Even with gender-equality movements today, marriage proposals seem to be backtracking — becoming even more spontaneous, elaborate, and sensational. In a recent article in The Atlantic, Ellen Lamont and Judy Chu explain how marriage proposals often perpetuate traditional gender roles and may be a poor foundation for a stable marriage.
Lamont argues that traditional marriage proposals — where a man asks a woman to marry him — are symbolic acts that sustain particular gender norms.
“Now that we expect women to be equal to men, women [and men] are looking for ways to distinguish gender in their lives. Within heterosexual romantic relationships, there is still a strong sense that women and men want different things and, by extension, should behave in different ways. As more women assume traditionally male roles at work, the traits that distinguish men and women in relationships become harder to see. A symbolic act, like a proposal, is a way to reenact those differences.”

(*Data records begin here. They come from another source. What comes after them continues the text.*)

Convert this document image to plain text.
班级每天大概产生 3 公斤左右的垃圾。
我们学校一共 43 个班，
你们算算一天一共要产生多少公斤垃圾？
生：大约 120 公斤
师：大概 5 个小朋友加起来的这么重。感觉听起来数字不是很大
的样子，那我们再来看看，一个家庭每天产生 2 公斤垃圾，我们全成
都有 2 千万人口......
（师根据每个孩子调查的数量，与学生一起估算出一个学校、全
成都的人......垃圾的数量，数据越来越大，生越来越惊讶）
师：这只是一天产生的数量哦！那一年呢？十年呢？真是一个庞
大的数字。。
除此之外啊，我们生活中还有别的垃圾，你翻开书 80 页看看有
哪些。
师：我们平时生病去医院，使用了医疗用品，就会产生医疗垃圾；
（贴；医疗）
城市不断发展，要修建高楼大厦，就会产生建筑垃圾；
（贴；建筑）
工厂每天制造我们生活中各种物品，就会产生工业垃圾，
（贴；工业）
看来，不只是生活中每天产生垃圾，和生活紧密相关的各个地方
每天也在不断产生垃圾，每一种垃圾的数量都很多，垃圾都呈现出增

For men, Chu suggests that elaborate proposals may actually be a socially acceptable way for men to express profound feelings for their significant other — something that may be difficult in societies that do not value emotional expression from men.
Social media may also add to the need for elaborate proposals. During interviews, Lamont found that most women felt they “needed a story to tell their friends” about their engagement. In other words, elaborate proposals can provide the perfect proposal picture to post to Facebook or Instagram.
Regardless of why marriage proposals have failed to modernize, their consequences include tremendous social pressure and a potentially rocky foundation for a marriage. In Lamont’s study, women admitted they only said “yes” because they feared saying “no” would translate to “saying no to the relationship.” Perhaps moving away from proposals that reify traditional gender norms could be a key first step to healthy marriages.